2 months ago
Issue: Service is offline. Builds succeed but every deploy fails at container pull/unpack
with a registry timeout. 9 consecutive failures including rollback.
Project ID: 97b5665c-37a4-4b87-9939-ec46f408921e
Service ID: 805b27f5-146d-4c82-b92b-7784b0d1c607
Environment: production (59987721-1e2d-4028-b4fc-4c9891303051)
Error (same on all 9):
Container failed to start
/orchestrator.RouterLegacyService/CreateDeployment DEADLINE_EXCEEDED:
ctrd: failed to pull/unpack image: failed to resolve reference
"production-us-west2.railway-registry.com/...":
dial tcp 162.220.232.122:443: i/o timeout
Key findings:
- Last successful deploy: 4e766d4c at 06:52 UTC today. Failures started at 20:18 UTC — no
code or config changes between the two.
- The original outage was the running container becoming unreachable via the public URL
before any redeploy. Internal /health returned 200 via SSH.
- production-us-west2.railway-registry.com responds to external requests. Deploy nodes can't
reach it — points to internal network partition.
- Tried changing deploy region to us-west1 via API — builds still push to
production-us-west2 registry, same failure.
- Tried us-east4 — got configErrors: "User does not have access to region us-east4"

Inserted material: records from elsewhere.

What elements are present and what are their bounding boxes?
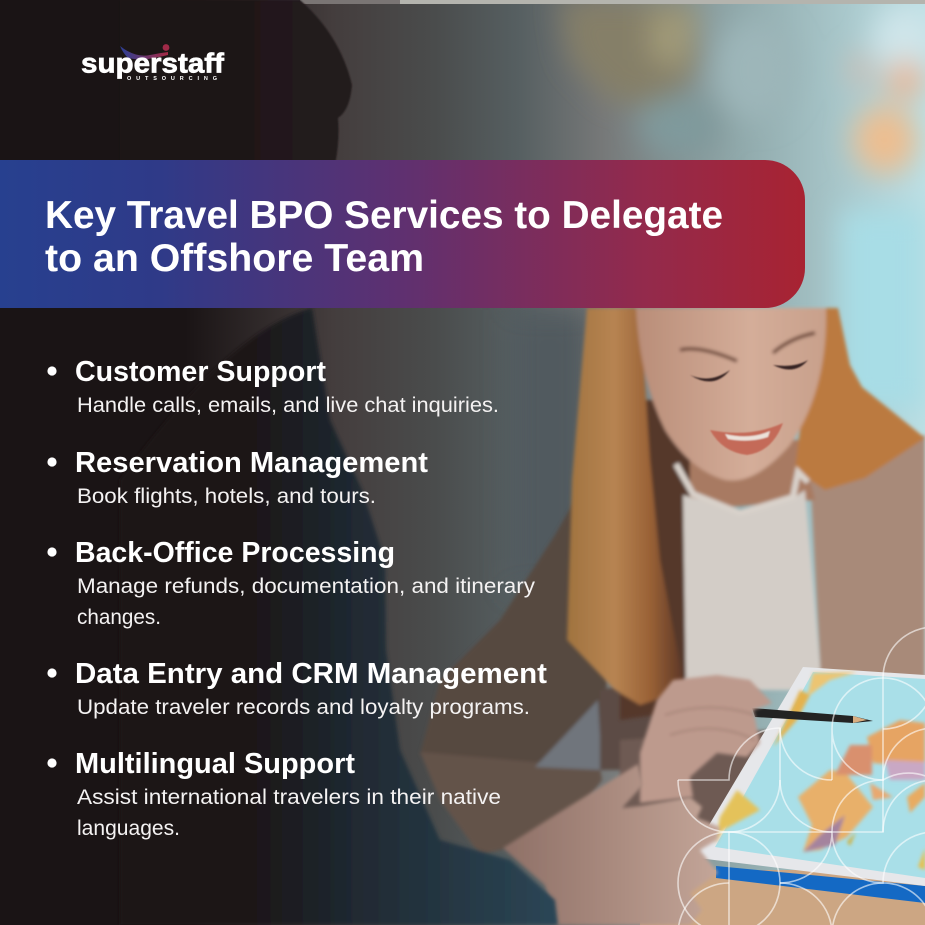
top edge strip <box>300 0 925 4</box>
item: customer support: Handle calls, emails, and live chat inquiries. <box>77 393 499 417</box>
woman <box>567 308 925 720</box>
item: reservation management <box>47 447 428 508</box>
item: multilingual support <box>47 748 501 840</box>
item: data entry and crm management: Update traveler records and loyalty programs. <box>77 695 530 719</box>
item: customer support <box>47 356 499 417</box>
logo dot <box>163 44 169 51</box>
item: data entry and crm management <box>47 658 547 719</box>
decorative line pattern <box>678 627 925 925</box>
item: reservation management: Book flights, hotels, and tours. <box>77 484 376 508</box>
man's hand <box>503 764 720 925</box>
wall map blobs <box>510 0 925 590</box>
item: back-office processing: Back-Office Processing <box>75 537 395 569</box>
logo: superstaff outsourcing <box>81 44 225 82</box>
woman's blazer sleeve <box>420 500 780 860</box>
item: multilingual support: Multilingual Support <box>75 748 355 780</box>
banner background <box>0 160 805 308</box>
item: data entry and crm management: Data Entry and CRM Management <box>75 658 547 690</box>
map continents <box>715 672 925 870</box>
blouse collar <box>676 464 808 513</box>
title: Key Travel BPO Services to Delegate <box>45 194 723 237</box>
item: back-office processing <box>47 537 535 629</box>
pencil <box>752 708 873 723</box>
item: multilingual support: Assist international travelers in their native <box>77 785 501 809</box>
woman's eyes and mouth <box>690 360 808 455</box>
title: to an Offshore Team <box>45 237 424 280</box>
title <box>45 194 723 280</box>
man's shirt <box>120 308 558 925</box>
item: back-office processing: changes. <box>77 605 161 629</box>
item: reservation management: Reservation Management <box>75 447 428 479</box>
logo tagline: OUTSOURCING <box>127 76 217 82</box>
item: back-office processing: Manage refunds, documentation, and itinerary <box>77 574 535 598</box>
woman's hand <box>640 675 772 803</box>
logo wordmark: superstaff <box>81 48 225 78</box>
item: customer support: Customer Support <box>75 356 326 388</box>
service list <box>47 356 547 840</box>
item: multilingual support: languages. <box>77 816 180 840</box>
title banner <box>0 160 805 308</box>
logo swoosh <box>120 46 168 60</box>
open map book <box>690 667 925 903</box>
man's head <box>120 0 352 165</box>
table <box>640 870 925 925</box>
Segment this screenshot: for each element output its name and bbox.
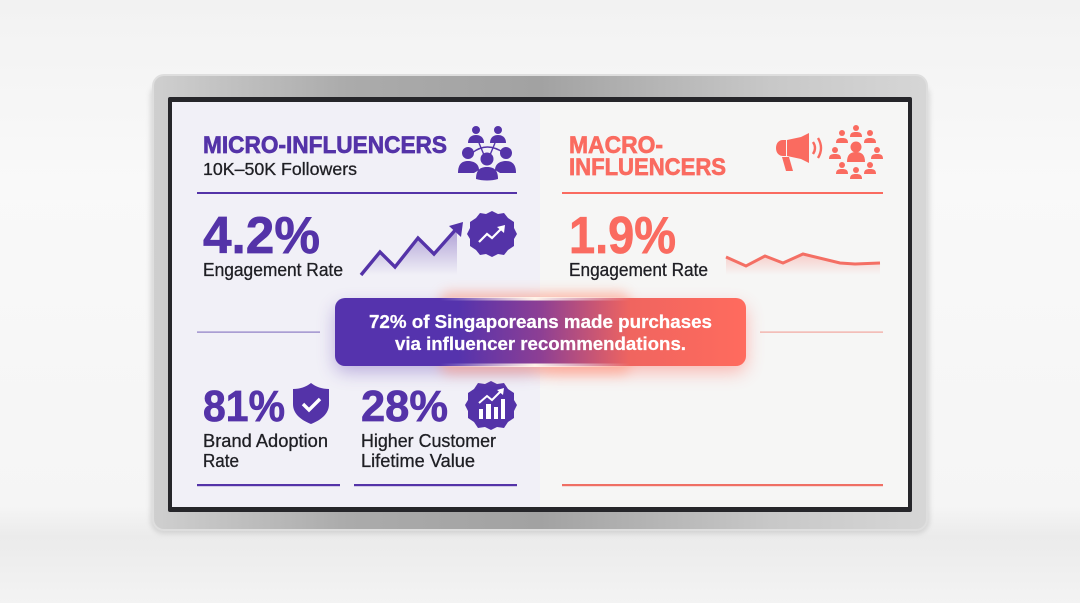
chart: flat line	[726, 254, 880, 275]
thin divider left	[197, 332, 320, 333]
label: engagement rate: Engagement Rate	[569, 260, 708, 280]
stat: 4.2%: 4.2%	[203, 207, 320, 265]
callout glow	[335, 292, 746, 374]
stat: 81% brand adoption: Rate	[203, 451, 239, 471]
thin divider right	[760, 332, 883, 333]
divider	[197, 192, 517, 194]
chart: rising line	[361, 222, 463, 275]
icon: shield check	[293, 383, 329, 424]
stat: 28% customer lifetime value: Higher Customer	[361, 431, 496, 451]
icon: bar chart badge	[465, 381, 517, 430]
panel: macro-influencers background	[540, 102, 908, 507]
callout: 72% statistic: 72% of Singaporeans made purchases	[369, 311, 712, 332]
heading: macro-influencers: MACRO-	[569, 132, 663, 159]
heading: micro-influencers: MICRO-INFLUENCERS	[203, 132, 447, 159]
stat: 81% brand adoption: Brand Adoption	[203, 431, 328, 451]
stat: 81% brand adoption	[203, 382, 328, 471]
stat: 81% brand adoption: 81%	[203, 382, 285, 431]
stat: 1.9%: 1.9%	[569, 207, 676, 265]
divider	[354, 484, 517, 486]
stat: 28% customer lifetime value: 28%	[361, 382, 448, 431]
icon: audience crowd	[829, 125, 883, 179]
panel: micro-influencers background	[172, 102, 540, 507]
panel: macro-influencers	[562, 125, 883, 486]
icon: megaphone	[776, 133, 821, 171]
stat: 28% customer lifetime value	[361, 382, 496, 471]
divider	[562, 484, 883, 486]
stat: 28% customer lifetime value: Lifetime Value	[361, 451, 475, 471]
icon: growth badge	[467, 211, 517, 257]
label: engagement rate: Engagement Rate	[203, 260, 343, 280]
panel: micro-influencers	[197, 126, 517, 486]
heading: macro-influencers: INFLUENCERS	[569, 154, 726, 181]
subheading: follower range: 10K–50K Followers	[203, 159, 357, 179]
monitor frame	[150, 74, 930, 534]
callout: 72% statistic: via influencer recommendations.	[395, 333, 686, 354]
divider	[197, 484, 340, 486]
callout: 72% statistic	[335, 297, 746, 367]
icon: community group	[458, 126, 516, 180]
divider	[562, 192, 883, 194]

- Status page shows no incident for March 29.
This is a production outage. Appreciate any help.
1 Replies
Status changed to Awaiting Railway Response Railway • about 2 months ago
2 months ago
This appears to be the same issue as [link to that thread]
same DEADLINE_EXCEEDED / dial tcp i/o timeout on registry pull, different registry hostname. That one was resolved server-side by @brody.
Status changed to Open Railway • about 2 months ago